Religion
- Affiliation: Theravada (Mahanikaya Nikaya)

Location
- Location: 5306 Palm River Road, Tampa, Florida 34746
- Country: United States
- Interactive map of Wat Mongkolratanaram

Architecture
- Style: Thai Buddhist Wat
- Founder: Lung-po Chaokhun Phra Mongkolratanavides
- Completed: 2007
- Interior area: 2,512 square feet

Website
- https://wattampainenglish.com/

= Wat Mongkolratanaram (Tampa, Florida) =

Buddhist Thai temple

Wat Mongkolratanaram is a Buddhist Thai temple on the bank of the Palm River in Tampa, Florida.
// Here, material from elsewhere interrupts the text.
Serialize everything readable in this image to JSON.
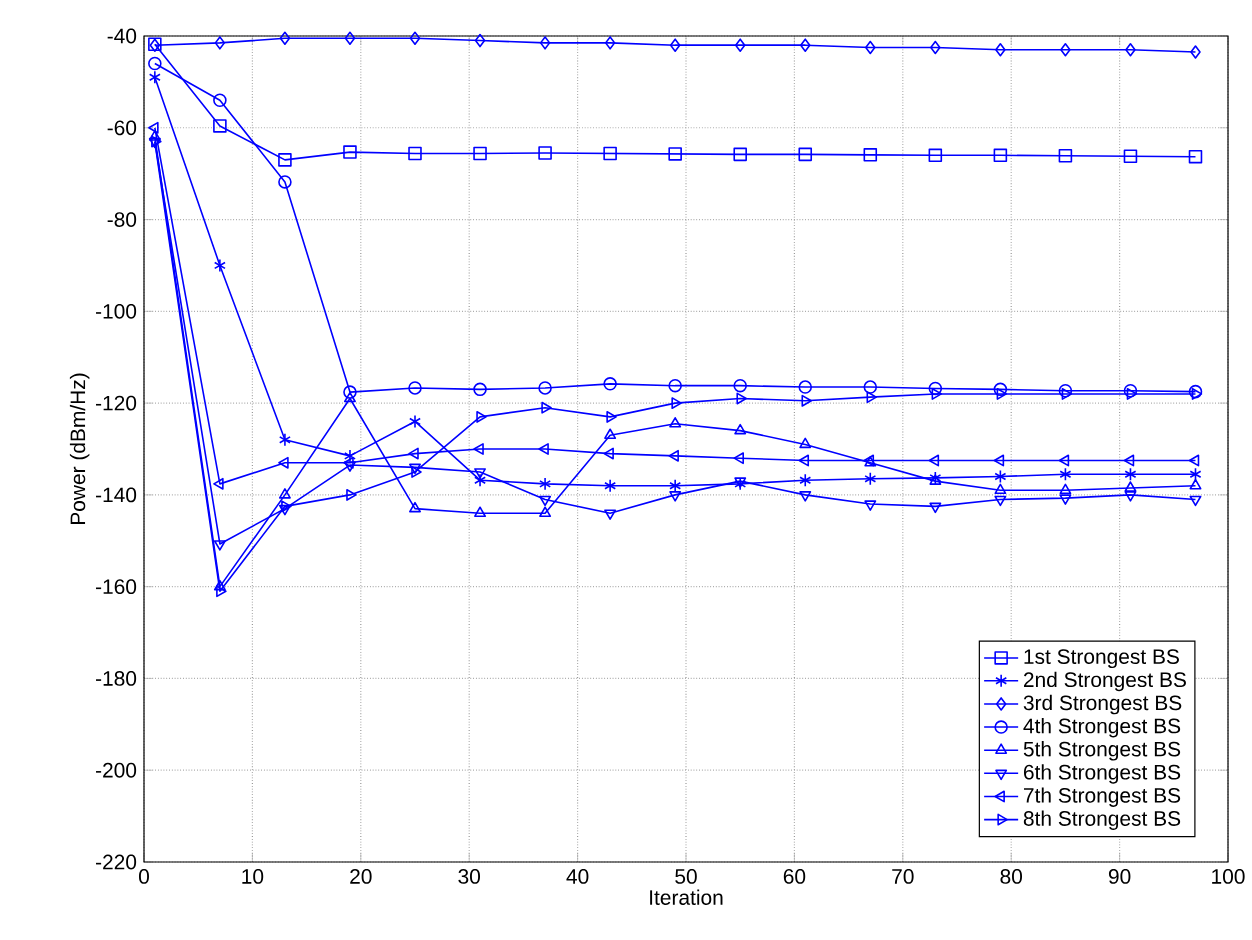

It was founded in 1981 as well as dedicated and registered as a temple on 19 May 1981. Besides a temple, it acts as an education and support centre.
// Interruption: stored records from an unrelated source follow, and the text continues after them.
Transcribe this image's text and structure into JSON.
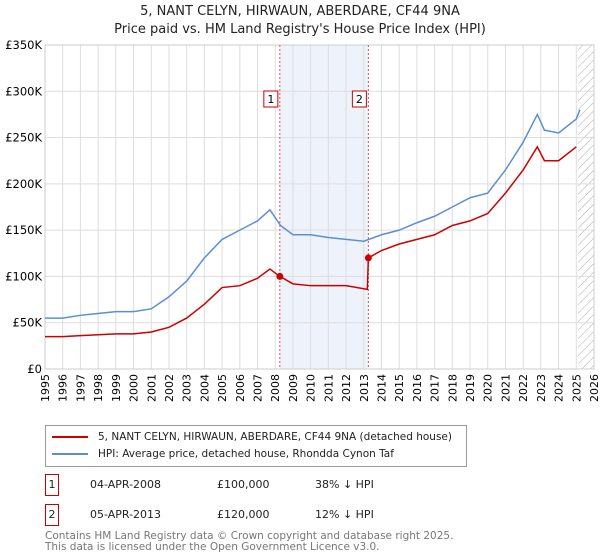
{
  "chart_data": {
    "type": "line",
    "title": "5, NANT CELYN, HIRWAUN, ABERDARE, CF44 9NA",
    "subtitle": "Price paid vs. HM Land Registry's House Price Index (HPI)",
    "xlim": [
      1995,
      2026
    ],
    "ylim": [
      0,
      350000
    ],
    "y_ticks": [
      0,
      50000,
      100000,
      150000,
      200000,
      250000,
      300000,
      350000
    ],
    "y_tick_labels": [
      "£0",
      "£50K",
      "£100K",
      "£150K",
      "£200K",
      "£250K",
      "£300K",
      "£350K"
    ],
    "x_ticks": [
      1995,
      1996,
      1997,
      1998,
      1999,
      2000,
      2001,
      2002,
      2003,
      2004,
      2005,
      2006,
      2007,
      2008,
      2009,
      2010,
      2011,
      2012,
      2013,
      2014,
      2015,
      2016,
      2017,
      2018,
      2019,
      2020,
      2021,
      2022,
      2023,
      2024,
      2025,
      2026
    ],
    "grid": true,
    "shaded_range": [
      2008.26,
      2013.26
    ],
    "forecast_from": 2025.1,
    "series": [
      {
        "name": "5, NANT CELYN, HIRWAUN, ABERDARE, CF44 9NA (detached house)",
        "color": "#cc0000",
        "x": [
          1995,
          1996,
          1997,
          1998,
          1999,
          2000,
          2001,
          2002,
          2003,
          2004,
          2005,
          2006,
          2007,
          2007.7,
          2008.26,
          2009,
          2010,
          2011,
          2012,
          2013.2,
          2013.26,
          2014,
          2015,
          2016,
          2017,
          2018,
          2019,
          2020,
          2021,
          2022,
          2022.8,
          2023.2,
          2024,
          2025
        ],
        "y": [
          35000,
          35000,
          36000,
          37000,
          38000,
          38000,
          40000,
          45000,
          55000,
          70000,
          88000,
          90000,
          98000,
          108000,
          100000,
          92000,
          90000,
          90000,
          90000,
          86000,
          120000,
          128000,
          135000,
          140000,
          145000,
          155000,
          160000,
          168000,
          190000,
          215000,
          240000,
          225000,
          225000,
          240000
        ]
      },
      {
        "name": "HPI: Average price, detached house, Rhondda Cynon Taf",
        "color": "#5b8fd0",
        "x": [
          1995,
          1996,
          1997,
          1998,
          1999,
          2000,
          2001,
          2002,
          2003,
          2004,
          2005,
          2006,
          2007,
          2007.7,
          2008.3,
          2009,
          2010,
          2011,
          2012,
          2013,
          2014,
          2015,
          2016,
          2017,
          2018,
          2019,
          2020,
          2021,
          2022,
          2022.8,
          2023.2,
          2024,
          2025,
          2025.2
        ],
        "y": [
          55000,
          55000,
          58000,
          60000,
          62000,
          62000,
          65000,
          78000,
          95000,
          120000,
          140000,
          150000,
          160000,
          172000,
          155000,
          145000,
          145000,
          142000,
          140000,
          138000,
          145000,
          150000,
          158000,
          165000,
          175000,
          185000,
          190000,
          215000,
          245000,
          275000,
          258000,
          255000,
          270000,
          280000
        ]
      }
    ],
    "annotations": [
      {
        "label": "1",
        "x": 2008.26,
        "y": 100000
      },
      {
        "label": "2",
        "x": 2013.26,
        "y": 120000
      }
    ]
  },
  "legend": [
    "5, NANT CELYN, HIRWAUN, ABERDARE, CF44 9NA (detached house)",
    "HPI: Average price, detached house, Rhondda Cynon Taf"
  ],
  "sales": [
    {
      "num": "1",
      "date": "04-APR-2008",
      "price": "£100,000",
      "hpi": "38% ↓ HPI"
    },
    {
      "num": "2",
      "date": "05-APR-2013",
      "price": "£120,000",
      "hpi": "12% ↓ HPI"
    }
  ],
  "footer": [
    "Contains HM Land Registry data © Crown copyright and database right 2025.",
    "This data is licensed under the Open Government Licence v3.0."
  ]
}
The temple's grounds host a Sunday food market with Thai cuisine.

== History ==
In 1981, Phramongkolthep Moli, an assistant abbot, came to meet with Buddhists from various cities in Florida, and agreed to build the first temple in Tampa, Florida, which has a high Thai Buddhist population. A temple was recorded as Wat Mongkolratanaram of Florida Inc., Thai Buddhist Temple, Interbay Area Florida. It was founded on 19 May 1981 under the Thai Sangha Assembly. Until the property at 5306 Palm River Road was purchased in 1982, religious services were held in a house rented off of Dale Mabry Highway. The new property had a living room-sized white concrete building that served as the temple. In 1986, they bought four more acres to expand the temple complex. The first Sunday Market was held in 1987 and has become a weekly tradition. They began saving for a traditional Thai Buddhist temple in 1990 and held the groundbreaking for a dormitory and temple in 2004. In 2005, they had raised one third of the one million dollars needed to finish the temple. The temple was completed and dedicated in May 2007. In November, emissary to King Bhumibol Adulyadej, Judge Kongsak Watcharakongsak, came to Tampa to present the temple with the royal Thot Kathin (sacred robe), the highest religious honor in Thailand. The Wat Mongkolratanram was the first Buddhist temple in the United States to receive such an honor. Since 2007, there have been three updates to the temple grounds: a new deck in 2008, a seawall and benches were added in 2011, and refurbished the Sunday Market deck and replaced the aging boat dock in 2015.

== Architecture ==
The current temple building and dormitories were constructed in 2006 and 2007. The temple is a traditional Thai Buddhist Viharn where several Buddhist ceremonies take place and the area where both monks and lay people will come to pray. The temple has various gold elements due to the Buddhist belief that gold is the symbol for happiness, purity, enlightenment and freedom. Gold elements include a tile roof, golden chofas, decorative gold pediments on all three eaves, a tympanum, a golden archway on the entrance, and gold capitals on each of the columns surrounding the building. Within the temple complex there is a colorful naga, which is believed to protect the temple.